Nah, lets keep funding terrorists and while were at it, terrorize our own people with outrageous penalties for pursuing their natural desire to life and liberty. Oh yeah, and make sure that large masses of people pay because marginal percentages of them abuse their liberties.

- Anonymous, USA

It is time we faced up to the fact that our policy of using the criminal law to attempt to control the supply & possession of certain drugs causes far more problems than it can ever hope to solve. We need to be brave & determined; no longer recycling old failed "crackdown" policies, which only serve to push the problem elsewhere for it to return later, but to allow the supply of currently illegal drugs to those addicted to them; starting first with heroin by prescription.
Only then will we see an end to the constant rise in crime & imprisonment, & no longer will our taxes be used to prop up an unworkable law which more & more looks like nothing so much as a subsidy to organised crime.

- Adam Wallace, London UK

It is just profiteering. Shameless and naked.

Macfarlan Smith used to buy from India and about 6 years ago it had protested when India had increased the price of its opium by 10% saying that it was becoming uneconomical for them to buy Indian poppy. Uneconomical! HA!

They were selling morphine at an immense profit to Latin America. That is the reason. Most of this will be sold aborad. In India 10 mg morphine costs just 25 US cents. Theirs sells for US $ 15!

That is why Afghanistan will never be allowed to legalise opium cultivation as Senlis has suggested. All the big US and UK pharma companies will lose. Reduced profits.
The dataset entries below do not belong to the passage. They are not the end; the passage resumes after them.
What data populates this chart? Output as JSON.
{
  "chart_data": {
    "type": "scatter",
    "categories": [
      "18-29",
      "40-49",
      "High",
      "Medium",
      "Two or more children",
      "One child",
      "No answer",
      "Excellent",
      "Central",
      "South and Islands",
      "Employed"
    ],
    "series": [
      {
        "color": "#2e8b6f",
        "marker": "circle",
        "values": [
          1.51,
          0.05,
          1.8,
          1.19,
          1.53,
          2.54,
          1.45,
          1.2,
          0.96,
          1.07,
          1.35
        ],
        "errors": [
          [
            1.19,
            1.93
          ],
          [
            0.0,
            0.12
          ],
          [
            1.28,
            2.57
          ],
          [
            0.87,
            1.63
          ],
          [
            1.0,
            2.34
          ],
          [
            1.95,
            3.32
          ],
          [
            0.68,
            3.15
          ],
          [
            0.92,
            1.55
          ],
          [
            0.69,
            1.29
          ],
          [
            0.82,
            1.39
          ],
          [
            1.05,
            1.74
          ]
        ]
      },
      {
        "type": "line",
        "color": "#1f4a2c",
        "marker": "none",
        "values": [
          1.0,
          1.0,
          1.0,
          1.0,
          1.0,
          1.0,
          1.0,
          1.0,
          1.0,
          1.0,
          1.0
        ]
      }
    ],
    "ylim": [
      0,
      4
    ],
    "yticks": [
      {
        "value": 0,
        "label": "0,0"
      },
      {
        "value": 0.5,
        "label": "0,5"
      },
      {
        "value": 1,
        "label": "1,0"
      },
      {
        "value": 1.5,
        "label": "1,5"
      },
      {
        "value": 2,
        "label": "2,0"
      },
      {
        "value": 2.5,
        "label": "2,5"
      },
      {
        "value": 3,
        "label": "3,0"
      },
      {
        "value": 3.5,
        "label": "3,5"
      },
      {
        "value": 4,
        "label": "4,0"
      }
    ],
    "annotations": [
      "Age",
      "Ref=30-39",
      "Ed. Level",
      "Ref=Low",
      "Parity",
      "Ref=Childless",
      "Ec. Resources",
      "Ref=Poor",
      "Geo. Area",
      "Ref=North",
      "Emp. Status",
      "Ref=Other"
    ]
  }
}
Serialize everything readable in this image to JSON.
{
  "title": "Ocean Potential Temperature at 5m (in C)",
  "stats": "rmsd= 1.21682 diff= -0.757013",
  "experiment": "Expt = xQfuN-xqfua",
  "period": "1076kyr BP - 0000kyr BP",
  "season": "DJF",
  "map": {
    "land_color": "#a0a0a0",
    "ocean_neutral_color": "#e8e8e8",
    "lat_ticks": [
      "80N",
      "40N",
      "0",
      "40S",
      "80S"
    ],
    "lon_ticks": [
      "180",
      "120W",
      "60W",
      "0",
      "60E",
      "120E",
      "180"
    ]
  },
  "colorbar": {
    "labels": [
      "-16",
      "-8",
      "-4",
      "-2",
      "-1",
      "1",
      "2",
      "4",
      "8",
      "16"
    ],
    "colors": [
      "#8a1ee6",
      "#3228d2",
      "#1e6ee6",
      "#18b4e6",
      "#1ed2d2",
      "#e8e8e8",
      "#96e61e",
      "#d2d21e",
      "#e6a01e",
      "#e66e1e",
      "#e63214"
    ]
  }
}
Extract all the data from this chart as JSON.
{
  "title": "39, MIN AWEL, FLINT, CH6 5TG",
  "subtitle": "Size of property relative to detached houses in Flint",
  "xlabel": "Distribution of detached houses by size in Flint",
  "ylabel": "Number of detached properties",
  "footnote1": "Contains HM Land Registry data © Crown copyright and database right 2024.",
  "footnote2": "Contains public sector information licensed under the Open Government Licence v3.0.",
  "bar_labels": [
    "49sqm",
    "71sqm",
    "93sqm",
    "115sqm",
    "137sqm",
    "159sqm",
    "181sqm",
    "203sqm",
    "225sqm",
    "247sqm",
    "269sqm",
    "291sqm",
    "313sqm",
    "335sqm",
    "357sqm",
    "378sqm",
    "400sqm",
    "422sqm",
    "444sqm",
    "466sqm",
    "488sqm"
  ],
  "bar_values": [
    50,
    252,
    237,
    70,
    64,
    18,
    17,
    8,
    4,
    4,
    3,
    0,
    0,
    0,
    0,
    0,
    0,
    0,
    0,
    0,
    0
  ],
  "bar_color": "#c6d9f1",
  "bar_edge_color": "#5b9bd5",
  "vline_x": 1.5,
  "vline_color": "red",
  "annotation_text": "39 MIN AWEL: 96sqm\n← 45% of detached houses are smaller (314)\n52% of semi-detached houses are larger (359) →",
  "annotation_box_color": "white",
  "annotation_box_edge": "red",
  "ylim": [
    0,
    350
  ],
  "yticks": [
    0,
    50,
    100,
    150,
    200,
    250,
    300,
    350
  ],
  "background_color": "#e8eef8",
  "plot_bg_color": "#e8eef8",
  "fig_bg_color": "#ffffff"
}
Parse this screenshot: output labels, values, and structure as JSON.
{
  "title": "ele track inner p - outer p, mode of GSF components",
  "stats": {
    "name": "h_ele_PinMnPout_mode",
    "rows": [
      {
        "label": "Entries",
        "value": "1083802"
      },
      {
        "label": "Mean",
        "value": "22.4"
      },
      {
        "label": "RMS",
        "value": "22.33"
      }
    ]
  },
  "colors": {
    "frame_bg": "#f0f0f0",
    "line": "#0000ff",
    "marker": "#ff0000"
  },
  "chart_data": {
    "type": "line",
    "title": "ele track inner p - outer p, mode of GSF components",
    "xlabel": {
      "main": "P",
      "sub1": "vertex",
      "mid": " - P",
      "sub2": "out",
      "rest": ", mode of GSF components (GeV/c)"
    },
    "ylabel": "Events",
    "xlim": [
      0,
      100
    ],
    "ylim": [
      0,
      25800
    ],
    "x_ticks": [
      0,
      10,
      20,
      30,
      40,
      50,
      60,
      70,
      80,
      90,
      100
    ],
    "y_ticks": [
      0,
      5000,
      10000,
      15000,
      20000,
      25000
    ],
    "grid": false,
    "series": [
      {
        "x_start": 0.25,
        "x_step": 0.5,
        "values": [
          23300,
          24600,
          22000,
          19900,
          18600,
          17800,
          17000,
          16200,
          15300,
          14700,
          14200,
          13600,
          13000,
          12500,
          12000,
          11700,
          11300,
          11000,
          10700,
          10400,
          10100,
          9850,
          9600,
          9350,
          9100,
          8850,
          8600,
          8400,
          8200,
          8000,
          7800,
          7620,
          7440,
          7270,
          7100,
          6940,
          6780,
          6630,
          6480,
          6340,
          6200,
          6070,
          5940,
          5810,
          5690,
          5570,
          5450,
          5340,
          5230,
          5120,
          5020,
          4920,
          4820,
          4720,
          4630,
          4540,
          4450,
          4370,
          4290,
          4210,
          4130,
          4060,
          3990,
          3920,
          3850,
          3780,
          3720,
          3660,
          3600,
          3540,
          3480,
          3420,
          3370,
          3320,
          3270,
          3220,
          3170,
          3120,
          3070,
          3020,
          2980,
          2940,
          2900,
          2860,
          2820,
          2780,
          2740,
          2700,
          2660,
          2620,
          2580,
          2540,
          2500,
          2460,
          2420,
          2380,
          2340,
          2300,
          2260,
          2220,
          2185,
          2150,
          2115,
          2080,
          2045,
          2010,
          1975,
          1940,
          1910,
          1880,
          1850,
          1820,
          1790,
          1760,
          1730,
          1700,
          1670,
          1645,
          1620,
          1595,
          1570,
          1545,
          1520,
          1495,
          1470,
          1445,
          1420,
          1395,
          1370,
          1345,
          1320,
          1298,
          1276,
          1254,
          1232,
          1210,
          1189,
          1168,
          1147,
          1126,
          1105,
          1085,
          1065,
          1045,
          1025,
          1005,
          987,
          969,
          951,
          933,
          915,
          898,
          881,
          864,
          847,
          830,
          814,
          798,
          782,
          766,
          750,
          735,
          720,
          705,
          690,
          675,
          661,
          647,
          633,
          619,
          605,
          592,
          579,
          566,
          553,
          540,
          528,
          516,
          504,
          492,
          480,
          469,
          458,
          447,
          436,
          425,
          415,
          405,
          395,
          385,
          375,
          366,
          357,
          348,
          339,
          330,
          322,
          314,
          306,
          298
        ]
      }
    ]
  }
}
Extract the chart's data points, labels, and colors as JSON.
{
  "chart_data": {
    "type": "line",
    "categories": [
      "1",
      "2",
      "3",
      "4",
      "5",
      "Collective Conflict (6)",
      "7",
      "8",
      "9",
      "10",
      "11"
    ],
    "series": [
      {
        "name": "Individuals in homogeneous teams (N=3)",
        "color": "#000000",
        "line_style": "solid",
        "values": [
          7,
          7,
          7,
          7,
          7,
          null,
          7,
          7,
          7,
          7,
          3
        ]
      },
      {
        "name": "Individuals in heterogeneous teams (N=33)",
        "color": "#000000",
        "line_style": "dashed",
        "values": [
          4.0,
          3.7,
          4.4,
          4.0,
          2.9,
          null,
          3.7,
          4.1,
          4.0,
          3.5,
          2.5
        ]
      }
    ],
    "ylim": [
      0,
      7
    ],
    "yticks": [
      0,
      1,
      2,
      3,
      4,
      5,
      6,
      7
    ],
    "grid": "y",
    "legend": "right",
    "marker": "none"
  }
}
Sympathies of Ms Marilyn and people like her are wasted as its only those few companies who make the biggest profits run the governments in the US and UK. They do not bother how the children of the unprivileged classes get addicted. They only want them as cannon fodder.

Sad but true.

- Romesh Bhattacharji, New Delhi, India

Why cant this government do something for the country of Afghanistan and actually make the growing of the poppies that are grown there legitimate and use their poppies for the shortage of morphine. The government spouts on about helping to rebuild this nation but fails to help in a way that could be constructive to that nation bringing it out of poverty and hopefully stop the rising up again of the taliban.Thwarting the drug dealers, but no our economy has to take priority even when our soldiers are getting blown up and our kids are being fed the resulting heroin.